El activista y artista de origen chino, planteaba en aquel 2018 que el camino más cercano era visualizar que los humanos son lo que conciben que son, desde dos vertientes: lo que quieren ser y lo que deciden que son.
Tener la capacidad de decidir por nosotros mismos entre la variedad de opciones –como el vuelo del ave-, debería ser suficiente para considerar que tenemos libertad, pero el problema radica en que no todos tenemos la misma libertad para decidir, y en que el libre albedrío pudiera no ser tan libre como pensamos.
Sí, todos tenemos –o quisiera pensar que así es- la libertad de elegir qué estudiar y a qué dedicarnos profesionalmente, pero qué tan cierto y material se vuelve esta afirmación, si no todos contamos con las mismas condiciones de vida para decidir lo que queremos frente a lo que debemos hacer.
Sí, claro que podemos decidir, pero sólo y exclusivamente bajo las condiciones que tengamos. No todos contamos con la posibilidad de elegir sobre todas las puertas, y mientras menos puertas estén en juego, más restringida se vuelve nuestra capacidad de tomar decisiones.
¿Qué tan útil es la libertad si nos dan a elegir entre morir de hambre diariamente o morir de hambre cuatro de cada cinco días?, tantas luchas se gestaron para lograr esta libertad que tenemos -que es la suma de diversas libertades-, y al día de hoy nos damos cuenta que no es suficiente para vivir una vida digna.
La libertad propia termina cuando afecta la libertad de alguien más, pero la colectividad tiene la mala costumbre de traspasar esta línea desde la aprobación o el rechazo generalizado, amasados desde el prejuicio y el estereotipo. A veces, elegir nuestra libertad requiere aceptar las consecuencias negativas que trae consigo, desde los factores externos que se posicionan hostiles ante todo lo que no está normalizado y que consideran incorrecto.
Midiendo el tamaño de nuestra libertad, quizás únicamente seamos libres desde nuestra propia jaula, bajo el cobijo de otras jaulas más grandes que nos circunscriben en el mismo o en distintos momentos.

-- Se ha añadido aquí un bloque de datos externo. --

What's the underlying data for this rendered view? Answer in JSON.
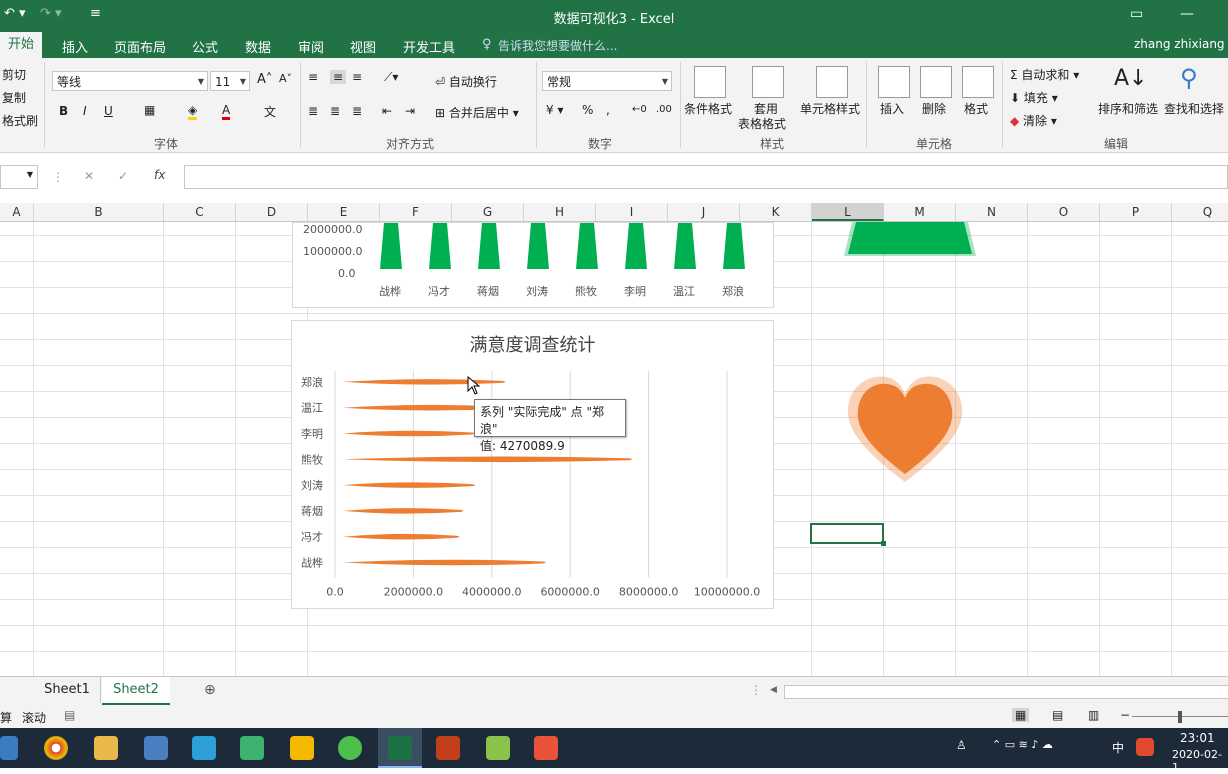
{
  "window": {
    "title": "数据可视化3 - Excel",
    "user": "zhang zhixiang"
  },
  "tabs": [
    "开始",
    "插入",
    "页面布局",
    "公式",
    "数据",
    "审阅",
    "视图",
    "开发工具"
  ],
  "tell_me": "告诉我您想要做什么...",
  "ribbon": {
    "clipboard": {
      "cut": "剪切",
      "copy": "复制",
      "painter": "格式刷"
    },
    "font": {
      "name": "等线",
      "size": "11",
      "group": "字体",
      "bold": "B",
      "italic": "I",
      "underline": "U"
    },
    "align": {
      "wrap": "自动换行",
      "merge": "合并后居中",
      "group": "对齐方式"
    },
    "number": {
      "format": "常规",
      "group": "数字"
    },
    "styles": {
      "cond": "条件格式",
      "table1": "套用",
      "table2": "表格格式",
      "cell": "单元格样式",
      "group": "样式"
    },
    "cells": {
      "insert": "插入",
      "delete": "删除",
      "format": "格式",
      "group": "单元格"
    },
    "edit": {
      "autosum": "自动求和",
      "fill": "填充",
      "clear": "清除",
      "sort": "排序和筛选",
      "find": "查找和选择",
      "group": "编辑"
    }
  },
  "formula_bar": {
    "fx": "fx"
  },
  "columns": [
    "A",
    "B",
    "C",
    "D",
    "E",
    "F",
    "G",
    "H",
    "I",
    "J",
    "K",
    "L",
    "M",
    "N",
    "O",
    "P",
    "Q"
  ],
  "selected_column": "L",
  "chart1": {
    "yticks": [
      "2000000.0",
      "1000000.0",
      "0.0"
    ],
    "categories": [
      "战桦",
      "冯才",
      "蒋烟",
      "刘涛",
      "熊牧",
      "李明",
      "温江",
      "郑浪"
    ]
  },
  "chart_data": {
    "type": "bar",
    "title": "满意度调查统计",
    "categories": [
      "郑浪",
      "温江",
      "李明",
      "熊牧",
      "刘涛",
      "蒋烟",
      "冯才",
      "战桦"
    ],
    "series": [
      {
        "name": "实际完成",
        "values": [
          4270089.9,
          4300000,
          3500000,
          7500000,
          3500000,
          3200000,
          3100000,
          5300000
        ]
      }
    ],
    "xlim": [
      0,
      10000000
    ],
    "xticks": [
      "0.0",
      "2000000.0",
      "4000000.0",
      "6000000.0",
      "8000000.0",
      "10000000.0"
    ],
    "color": "#ED7D31"
  },
  "tooltip": {
    "line1": "系列 \"实际完成\" 点 \"郑浪\"",
    "line2": "值: 4270089.9"
  },
  "sheets": [
    "Sheet1",
    "Sheet2"
  ],
  "active_sheet": "Sheet2",
  "status": {
    "left1": "算",
    "left2": "滚动"
  },
  "taskbar": {
    "time": "23:01",
    "date": "2020-02-1",
    "ime": "中"
  }
}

Realmente no es tan malo o pesimista declarar que no somos tan libres como a veces pensamos. De alguna forma todos nos sostenemos por un cúmulo de normas –implícitas o explícitas- preestablecidas desde que nacemos. Lo importante radica en lo que hacemos con esa libertad que tenemos dentro de la jaula donde nos encontramos; lo trascendental se encuentra en las decisiones que tomamos con ella.
Tenemos la capacidad de decidir lo que somos y qué queremos ser, y esto es muy significativo -aunque no lo parezca-, pero se vuelve indispensable conocer de manera plena aquellos límites externos e internos que nos condicionan; conocer a detalle la composición de aquella jaula que nos mantiene presos, y después de esto, buscar las formas de hacerla más grande, ganar espacio, remodelarla o quizás romperla si es necesario hacerlo.

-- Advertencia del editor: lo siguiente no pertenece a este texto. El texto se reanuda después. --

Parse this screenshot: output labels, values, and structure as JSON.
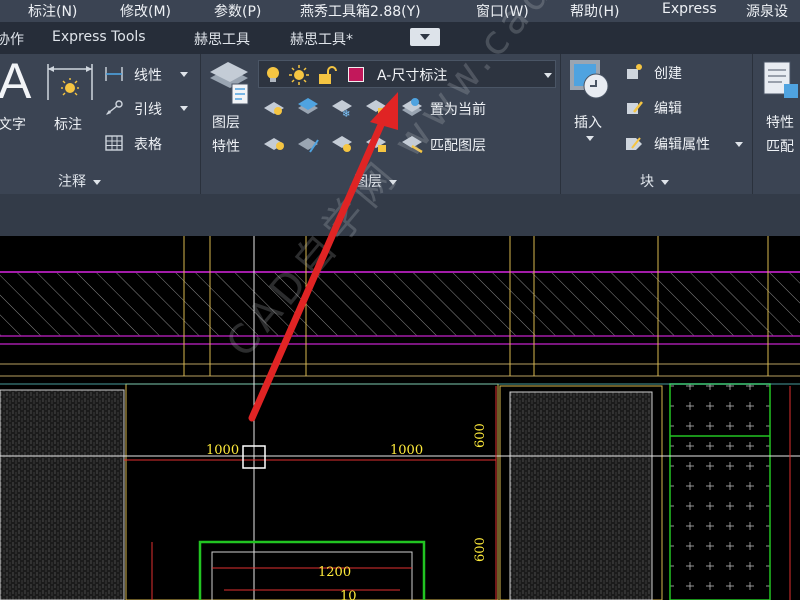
{
  "menubar": {
    "items": [
      "标注(N)",
      "修改(M)",
      "参数(P)",
      "燕秀工具箱2.88(Y)",
      "窗口(W)",
      "帮助(H)",
      "Express",
      "源泉设"
    ]
  },
  "ribbon_tabs": {
    "items": [
      "协作",
      "Express Tools",
      "赫思工具",
      "赫思工具*"
    ]
  },
  "annotation_panel": {
    "text_label": "文字",
    "dim_label": "标注",
    "linear_label": "线性",
    "leader_label": "引线",
    "table_label": "表格",
    "title": "注释"
  },
  "layers_panel": {
    "layer_props_label_1": "图层",
    "layer_props_label_2": "特性",
    "current_layer": "A-尺寸标注",
    "layer_color": "#c2185b",
    "set_current_label": "置为当前",
    "match_layer_label": "匹配图层",
    "title": "图层"
  },
  "block_panel": {
    "insert_label": "插入",
    "create_label": "创建",
    "edit_label": "编辑",
    "edit_attr_label": "编辑属性",
    "title": "块"
  },
  "properties_panel": {
    "label_1": "特性",
    "label_2": "匹配"
  },
  "drawing": {
    "dims": [
      "1000",
      "1000",
      "600",
      "600",
      "1200",
      "10"
    ],
    "watermark": "CAD自学网 www.cadzxw.com",
    "colors": {
      "yellow": "#d9b94e",
      "magenta": "#a21ca8",
      "red": "#e03030",
      "green": "#22c422",
      "cyan": "#5fd0d0"
    }
  }
}
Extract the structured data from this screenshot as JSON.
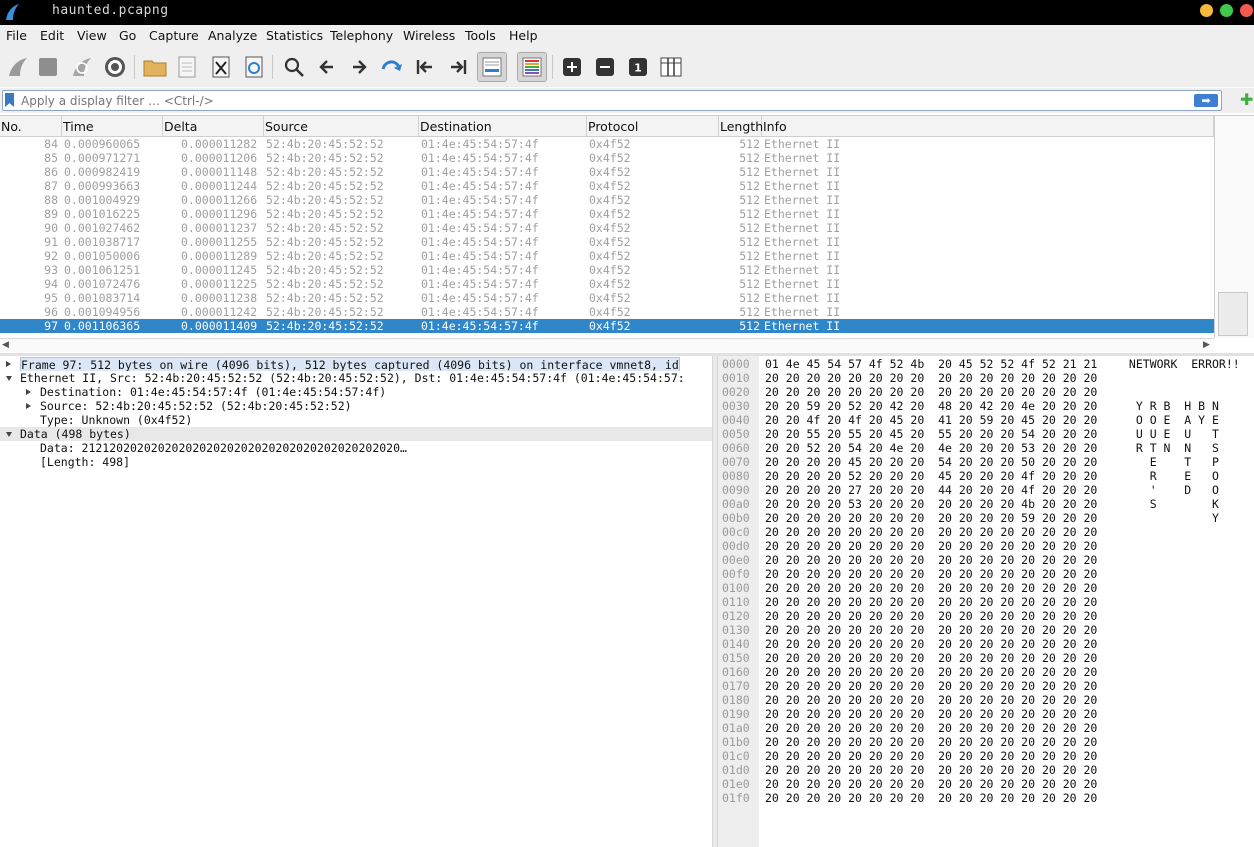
{
  "window": {
    "title": "haunted.pcapng"
  },
  "menu": [
    "File",
    "Edit",
    "View",
    "Go",
    "Capture",
    "Analyze",
    "Statistics",
    "Telephony",
    "Wireless",
    "Tools",
    "Help"
  ],
  "toolbar": {
    "icons": [
      "shark-fin-start-icon",
      "stop-icon",
      "restart-icon",
      "options-gear-icon",
      "open-folder-icon",
      "file-icon",
      "close-file-icon",
      "reload-icon",
      "search-icon",
      "back-arrow-icon",
      "forward-arrow-icon",
      "go-to-packet-icon",
      "first-packet-icon",
      "last-packet-icon",
      "autoscroll-icon",
      "colorize-icon",
      "zoom-in-icon",
      "zoom-out-icon",
      "normal-size-icon",
      "resize-columns-icon"
    ],
    "zoom_normal_label": "1"
  },
  "filter": {
    "placeholder": "Apply a display filter … <Ctrl-/>",
    "apply_arrow": "➡",
    "add": "✚"
  },
  "packet_list": {
    "columns": [
      "No.",
      "Time",
      "Delta",
      "Source",
      "Destination",
      "Protocol",
      "Length",
      "Info"
    ],
    "rows": [
      [
        "84",
        "0.000960065",
        "0.000011282",
        "52:4b:20:45:52:52",
        "01:4e:45:54:57:4f",
        "0x4f52",
        "512",
        "Ethernet II"
      ],
      [
        "85",
        "0.000971271",
        "0.000011206",
        "52:4b:20:45:52:52",
        "01:4e:45:54:57:4f",
        "0x4f52",
        "512",
        "Ethernet II"
      ],
      [
        "86",
        "0.000982419",
        "0.000011148",
        "52:4b:20:45:52:52",
        "01:4e:45:54:57:4f",
        "0x4f52",
        "512",
        "Ethernet II"
      ],
      [
        "87",
        "0.000993663",
        "0.000011244",
        "52:4b:20:45:52:52",
        "01:4e:45:54:57:4f",
        "0x4f52",
        "512",
        "Ethernet II"
      ],
      [
        "88",
        "0.001004929",
        "0.000011266",
        "52:4b:20:45:52:52",
        "01:4e:45:54:57:4f",
        "0x4f52",
        "512",
        "Ethernet II"
      ],
      [
        "89",
        "0.001016225",
        "0.000011296",
        "52:4b:20:45:52:52",
        "01:4e:45:54:57:4f",
        "0x4f52",
        "512",
        "Ethernet II"
      ],
      [
        "90",
        "0.001027462",
        "0.000011237",
        "52:4b:20:45:52:52",
        "01:4e:45:54:57:4f",
        "0x4f52",
        "512",
        "Ethernet II"
      ],
      [
        "91",
        "0.001038717",
        "0.000011255",
        "52:4b:20:45:52:52",
        "01:4e:45:54:57:4f",
        "0x4f52",
        "512",
        "Ethernet II"
      ],
      [
        "92",
        "0.001050006",
        "0.000011289",
        "52:4b:20:45:52:52",
        "01:4e:45:54:57:4f",
        "0x4f52",
        "512",
        "Ethernet II"
      ],
      [
        "93",
        "0.001061251",
        "0.000011245",
        "52:4b:20:45:52:52",
        "01:4e:45:54:57:4f",
        "0x4f52",
        "512",
        "Ethernet II"
      ],
      [
        "94",
        "0.001072476",
        "0.000011225",
        "52:4b:20:45:52:52",
        "01:4e:45:54:57:4f",
        "0x4f52",
        "512",
        "Ethernet II"
      ],
      [
        "95",
        "0.001083714",
        "0.000011238",
        "52:4b:20:45:52:52",
        "01:4e:45:54:57:4f",
        "0x4f52",
        "512",
        "Ethernet II"
      ],
      [
        "96",
        "0.001094956",
        "0.000011242",
        "52:4b:20:45:52:52",
        "01:4e:45:54:57:4f",
        "0x4f52",
        "512",
        "Ethernet II"
      ],
      [
        "97",
        "0.001106365",
        "0.000011409",
        "52:4b:20:45:52:52",
        "01:4e:45:54:57:4f",
        "0x4f52",
        "512",
        "Ethernet II"
      ]
    ],
    "selected_no": "97"
  },
  "details": [
    {
      "expander": "right",
      "indent": 0,
      "text": "Frame 97: 512 bytes on wire (4096 bits), 512 bytes captured (4096 bits) on interface vmnet8, id",
      "style": "sel"
    },
    {
      "expander": "down",
      "indent": 0,
      "text": "Ethernet II, Src: 52:4b:20:45:52:52 (52:4b:20:45:52:52), Dst: 01:4e:45:54:57:4f (01:4e:45:54:57:",
      "style": ""
    },
    {
      "expander": "right",
      "indent": 1,
      "text": "Destination: 01:4e:45:54:57:4f (01:4e:45:54:57:4f)",
      "style": ""
    },
    {
      "expander": "right",
      "indent": 1,
      "text": "Source: 52:4b:20:45:52:52 (52:4b:20:45:52:52)",
      "style": ""
    },
    {
      "expander": "none",
      "indent": 1,
      "text": "Type: Unknown (0x4f52)",
      "style": ""
    },
    {
      "expander": "down",
      "indent": 0,
      "text": "Data (498 bytes)",
      "style": "hl"
    },
    {
      "expander": "none",
      "indent": 1,
      "text": "Data: 2121202020202020202020202020202020202020202020…",
      "style": ""
    },
    {
      "expander": "none",
      "indent": 1,
      "text": "[Length: 498]",
      "style": ""
    }
  ],
  "bytes": [
    [
      "0000",
      "01 4e 45 54 57 4f 52 4b  20 45 52 52 4f 52 21 21",
      " NETWORK  ERROR!!"
    ],
    [
      "0010",
      "20 20 20 20 20 20 20 20  20 20 20 20 20 20 20 20",
      ""
    ],
    [
      "0020",
      "20 20 20 20 20 20 20 20  20 20 20 20 20 20 20 20",
      ""
    ],
    [
      "0030",
      "20 20 59 20 52 20 42 20  48 20 42 20 4e 20 20 20",
      "  Y R B  H B N"
    ],
    [
      "0040",
      "20 20 4f 20 4f 20 45 20  41 20 59 20 45 20 20 20",
      "  O O E  A Y E"
    ],
    [
      "0050",
      "20 20 55 20 55 20 45 20  55 20 20 20 54 20 20 20",
      "  U U E  U   T"
    ],
    [
      "0060",
      "20 20 52 20 54 20 4e 20  4e 20 20 20 53 20 20 20",
      "  R T N  N   S"
    ],
    [
      "0070",
      "20 20 20 20 45 20 20 20  54 20 20 20 50 20 20 20",
      "    E    T   P"
    ],
    [
      "0080",
      "20 20 20 20 52 20 20 20  45 20 20 20 4f 20 20 20",
      "    R    E   O"
    ],
    [
      "0090",
      "20 20 20 20 27 20 20 20  44 20 20 20 4f 20 20 20",
      "    '    D   O"
    ],
    [
      "00a0",
      "20 20 20 20 53 20 20 20  20 20 20 20 4b 20 20 20",
      "    S        K"
    ],
    [
      "00b0",
      "20 20 20 20 20 20 20 20  20 20 20 20 59 20 20 20",
      "             Y"
    ],
    [
      "00c0",
      "20 20 20 20 20 20 20 20  20 20 20 20 20 20 20 20",
      ""
    ],
    [
      "00d0",
      "20 20 20 20 20 20 20 20  20 20 20 20 20 20 20 20",
      ""
    ],
    [
      "00e0",
      "20 20 20 20 20 20 20 20  20 20 20 20 20 20 20 20",
      ""
    ],
    [
      "00f0",
      "20 20 20 20 20 20 20 20  20 20 20 20 20 20 20 20",
      ""
    ],
    [
      "0100",
      "20 20 20 20 20 20 20 20  20 20 20 20 20 20 20 20",
      ""
    ],
    [
      "0110",
      "20 20 20 20 20 20 20 20  20 20 20 20 20 20 20 20",
      ""
    ],
    [
      "0120",
      "20 20 20 20 20 20 20 20  20 20 20 20 20 20 20 20",
      ""
    ],
    [
      "0130",
      "20 20 20 20 20 20 20 20  20 20 20 20 20 20 20 20",
      ""
    ],
    [
      "0140",
      "20 20 20 20 20 20 20 20  20 20 20 20 20 20 20 20",
      ""
    ],
    [
      "0150",
      "20 20 20 20 20 20 20 20  20 20 20 20 20 20 20 20",
      ""
    ],
    [
      "0160",
      "20 20 20 20 20 20 20 20  20 20 20 20 20 20 20 20",
      ""
    ],
    [
      "0170",
      "20 20 20 20 20 20 20 20  20 20 20 20 20 20 20 20",
      ""
    ],
    [
      "0180",
      "20 20 20 20 20 20 20 20  20 20 20 20 20 20 20 20",
      ""
    ],
    [
      "0190",
      "20 20 20 20 20 20 20 20  20 20 20 20 20 20 20 20",
      ""
    ],
    [
      "01a0",
      "20 20 20 20 20 20 20 20  20 20 20 20 20 20 20 20",
      ""
    ],
    [
      "01b0",
      "20 20 20 20 20 20 20 20  20 20 20 20 20 20 20 20",
      ""
    ],
    [
      "01c0",
      "20 20 20 20 20 20 20 20  20 20 20 20 20 20 20 20",
      ""
    ],
    [
      "01d0",
      "20 20 20 20 20 20 20 20  20 20 20 20 20 20 20 20",
      ""
    ],
    [
      "01e0",
      "20 20 20 20 20 20 20 20  20 20 20 20 20 20 20 20",
      ""
    ],
    [
      "01f0",
      "20 20 20 20 20 20 20 20  20 20 20 20 20 20 20 20",
      ""
    ]
  ],
  "colors": {
    "selection": "#2f86c9",
    "title_bg": "#000000",
    "chrome_bg": "#efefef"
  }
}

Nosotros, de manera individual y colectiva causamos acontecimientos, y con ello, claro que vamos moldeando el ahora; es verdad que influimos, pero no todo el tiempo somos determinantes, ni somos los únicos factores que intervienen en el resultado.
Debemos aceptar la responsabilidad de nuestras acciones en su justa medida; hacernos cargo de esa libertad -limitada pero significativa- que tenemos al momento de decidir, y soltar todas aquellas cargas provenientes de la libertad de los demás que no nos correspondan.
Entre todas las piezas que existen en el tablero, se vuelve esencial que ejerzamos nuestra libertad desde nuestra limitada pero significativa posición; decidir qué hacer con esos movimientos que tenemos, buscando con ellos darle sentido al ahora, y viendo con optimismo todo lo que podemos transformar -en nuestra vida y en las vidas de los demás- desde la jaula.